When it was completed to Cedar Keys in 1860, the Florida Railroad was considered to have the best equipment in the state with its two passenger cars (new, of the latest design, accommodating sixty persons each), two baggage cars, fourteen boxcars and twenty-one flatcars.
In order to help the railroad pay for itself and to help attract new settlers into the area, the government authorized the Florida Railroad to sell land along its right-of-way, The Florida Land Improvement Society, made up of principal stockholders in the Florida Railroad, was created for the task. In keeping with naming new towns after stockholders in the Florida Railroad or after prominent Florida politicians, the town was christened Archer after James T. Archer, Florida's first Secretary of State.
Service on the railroad was interrupted and the line was damaged heavily during the Civil War, but it was repaired by Federal troops shortly after the War's end. By the end of 1865 regular rail traffic had resumed through Archer. In addition the troops had strung telegraph lines along the railroad and a telegraph key was set up in Archer, connecting the town to the greater world outside.
Trains came through Archer on a regular basis. There was a once-daily mail train and a three-times-a-week passenger train. However, the tracks were so poor that the F.C.&P. Railroad was facetiously called the "friends, come and push" and the triweekly train was jokingly said to be called that because no more than three trains a week made it between Fernandina and Cedar Key without breaking down. One Northern visitor wrote of a train wreck he observed near Archer in the following manner:
Going forward to see what was the matter, we found the engine of the Eastward-bound train lying on its side in the ditch below the line, entangled in the broken telegraph wires: the tender smashed to pieces, and the front wheels of the baggage wagon embedded in sand, while the track was torn up for a considerable distance.
The writer further commented that the crew of the wrecked train had encamped comfortably in a stand of pines near the derailment and had not taken any steps to clear the line or repair the tracks although the accident had happened the day before. Since no one had been injured or killed, no one was particularly upset about the wreck. After a delay of several hours the crew had repaired the track and the train continued on its way to Cedar Key.
In 1888 members of the Gainesville Guard returned from Fernandina; after getting home some of the young men became sick. Yellow fever was diagnosed, which sent a panic throughout Gainesville. Families were bundled up and sent out to relatives and friends in the country. Others got into any kind of transportation they could find and headed out from the town. Archer became alarmed about the reports of yellow fever in Gainesville and so posted armed guards at the railroad to insure that no one got off the train. Other armed men were stationed at the crossroads leading into town from Gainesville with orders to turn everyone back.

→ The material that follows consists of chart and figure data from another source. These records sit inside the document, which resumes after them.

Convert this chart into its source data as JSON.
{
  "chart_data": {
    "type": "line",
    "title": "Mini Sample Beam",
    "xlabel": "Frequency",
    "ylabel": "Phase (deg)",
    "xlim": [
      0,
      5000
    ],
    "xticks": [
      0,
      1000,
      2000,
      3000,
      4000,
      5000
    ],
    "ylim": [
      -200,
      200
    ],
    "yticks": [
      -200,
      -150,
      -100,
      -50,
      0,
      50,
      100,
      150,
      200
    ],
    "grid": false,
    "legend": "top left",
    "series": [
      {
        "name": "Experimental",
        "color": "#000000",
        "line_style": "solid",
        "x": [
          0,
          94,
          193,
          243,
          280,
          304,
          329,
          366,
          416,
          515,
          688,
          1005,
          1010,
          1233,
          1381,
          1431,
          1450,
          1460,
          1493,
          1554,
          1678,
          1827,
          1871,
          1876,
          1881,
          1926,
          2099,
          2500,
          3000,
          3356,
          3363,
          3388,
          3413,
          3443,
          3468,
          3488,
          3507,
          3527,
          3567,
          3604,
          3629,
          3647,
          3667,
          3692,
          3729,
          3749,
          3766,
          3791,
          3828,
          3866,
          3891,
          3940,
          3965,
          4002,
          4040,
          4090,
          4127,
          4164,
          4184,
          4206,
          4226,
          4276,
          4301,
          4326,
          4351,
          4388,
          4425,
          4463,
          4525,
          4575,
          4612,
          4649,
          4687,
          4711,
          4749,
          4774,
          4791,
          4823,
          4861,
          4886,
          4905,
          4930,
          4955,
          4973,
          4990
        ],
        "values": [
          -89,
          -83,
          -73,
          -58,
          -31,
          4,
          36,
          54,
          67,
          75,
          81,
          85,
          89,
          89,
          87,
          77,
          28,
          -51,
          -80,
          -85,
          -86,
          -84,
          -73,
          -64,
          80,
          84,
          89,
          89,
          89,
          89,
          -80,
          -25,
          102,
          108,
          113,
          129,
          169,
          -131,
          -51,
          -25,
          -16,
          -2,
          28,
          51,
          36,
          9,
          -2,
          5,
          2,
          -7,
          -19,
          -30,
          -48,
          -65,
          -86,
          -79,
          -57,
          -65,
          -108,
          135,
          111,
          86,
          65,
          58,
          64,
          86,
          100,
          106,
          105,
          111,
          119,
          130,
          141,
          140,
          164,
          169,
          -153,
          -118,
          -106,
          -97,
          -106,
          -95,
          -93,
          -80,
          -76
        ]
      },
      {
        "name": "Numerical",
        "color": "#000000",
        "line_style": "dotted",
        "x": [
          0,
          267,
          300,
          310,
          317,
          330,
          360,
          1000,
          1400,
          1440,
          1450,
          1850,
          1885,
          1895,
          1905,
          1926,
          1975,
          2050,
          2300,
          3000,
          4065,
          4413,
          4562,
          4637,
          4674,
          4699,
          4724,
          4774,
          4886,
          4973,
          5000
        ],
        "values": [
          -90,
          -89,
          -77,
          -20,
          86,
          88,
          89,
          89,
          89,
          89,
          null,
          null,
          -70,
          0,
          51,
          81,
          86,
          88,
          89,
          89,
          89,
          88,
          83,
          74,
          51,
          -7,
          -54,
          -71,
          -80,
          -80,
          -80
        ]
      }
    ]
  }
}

One of the first major developments of the 1890's was the creation of new rail lines through Archer. The new railroad was the Plant System, which eventually became part of the Atlantic Coast Line. This line to Tampa would later eliminate Cedar Key as the major port on Florida's west coast. Until 1890 the F.C.& P., which became part of the Seaboard Airline Railroad, was the only railroad through town. Service included a passenger train from Cedar Key at 9 AM and one from Jacksonville which stopped at 6 PM; a freight train each way completed the daily schedule. In 1890 Ambler Lumber Company began cutting the pine forests in western Alachua County; a track was constructed from Archer to Morriston, a distance of twenty miles. By 1892 phosphate was being mined near Ocala, and a spur line was built from Archer southward down Gibson Avenue past the Presbyterian church to the Eagle Mine.
Merchants decided to move their businesses more near the junction of tracks along what would become U.S. 27/41, where a new depot had been built; the old one continued to serve as a freight station. In 1897 troop trains passed through Archer on their way to Tampa during the Spanish-American War. Whole train loads of beer, food, munitions and troops came through town and impressed the citizenry with their size and numbers of men.
This story is copyrighted by Mr. Rance O. Braley.